Page MenuHomePhabricator

Some dumps do not have checksums
Open, Needs TriagePublicFeature

Description

This feature was voted #134 in the 2023 Community Wishlist Survey.

Problem: Some files on dumps.wikimedia.org do not have checksums.

Proposed solution: Add checksums to the dumps to verify data integrity.


Supplied examples include:

Some other examples are:

Event Timeline

One way this could be done might be to add the checksum for dumps created this month via a script and run the script daily for new dump files in some directory trees. Most dumps in https://dumps.wikimedia.org/other belong to other teams and are not maintained by us (Platform Engineering). They are also produced by different scripts, some on different hosts.

One way this could be done might be to add the checksum for dumps created this month via a script and run the script daily for new dump files in some directory trees. Most dumps in https://dumps.wikimedia.org/other belong to other teams and are not maintained by us (Platform Engineering). They are also produced by different scripts, some on different hosts.

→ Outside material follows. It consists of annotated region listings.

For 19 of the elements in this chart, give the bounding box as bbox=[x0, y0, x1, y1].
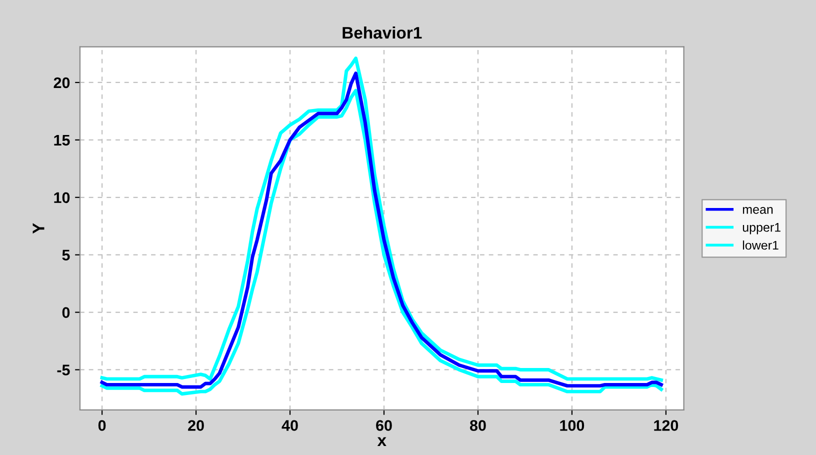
x-tick-label: 60 bbox=[376, 420, 392, 431]
y-tick-label: 20 bbox=[54, 77, 70, 88]
legend-label: mean bbox=[742, 207, 773, 214]
x-tick-label: 100 bbox=[560, 420, 584, 431]
chart-title: Behavior1 bbox=[342, 26, 422, 39]
x-tick-label: 40 bbox=[282, 420, 298, 431]
legend-label: upper1 bbox=[742, 223, 780, 234]
x-tick-label: 80 bbox=[470, 420, 486, 431]
x-tick-label: 120 bbox=[654, 420, 678, 431]
x-axis-title: x bbox=[377, 437, 386, 446]
x-tick-label: 20 bbox=[188, 420, 204, 431]
legend-label: lower1 bbox=[742, 240, 778, 250]
y-axis-title: Y bbox=[32, 223, 44, 234]
y-tick-label: 10 bbox=[54, 192, 70, 204]
y-tick-label: 0 bbox=[62, 307, 70, 318]
x-tick-label: 0 bbox=[98, 420, 106, 431]
y-tick-label: 15 bbox=[54, 134, 70, 146]
y-tick-label: -5 bbox=[57, 364, 70, 376]
y-tick-label: 5 bbox=[62, 250, 70, 261]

That could work! I have a PoC Python script for iterating through a directory, hashing files, and writing hashes to *-md5sums.txt/*-sha1sums.txt files — who do I need to poke to get access to where the dumps are stored? :-)

pending a repo to commit this to, I've placed the POC script at https://gitlab.wikimedia.org/-/snippets/70

Summarizing from a conversation on IRC:

  • access would be to the clouddumps servers; WMCS owns them so an access request task should be filed with a description of why you want the access and what level of access, I would start with just the regular account and see if that gets the job done; as I understand it, access would be nice for looking at the directory tree under public/xmldatadumps/other and (eventually) for testing a script with dryrun.
  • subdirectories have various layouts, filenames don't all have the same format, so this will need to be accounted for in any script. Some subdirs might have checksum files provided already, so they would need to be skipped.
  • presumably the script would run on one clouddumps host and rsync afterwords to the other (since the other can sometimes be pressed into service to take on all duties while the first server is undergoing maintenance, let's say); this should all be discussed with WMCS folks though.
  • there's no simple way to just adjust all the various dumps to add this feature; we are talking about output files generated by a gamut of MediaWiki maintenance scripts, or in some cases fetched from some other host entirely (e.g. phabricator dumps).

To me it feels like any checksums should be generated by the code generating the dumps and not some generic script afterwards, or otherwise errors created during the generation->storage transfer phase will go unnoticed.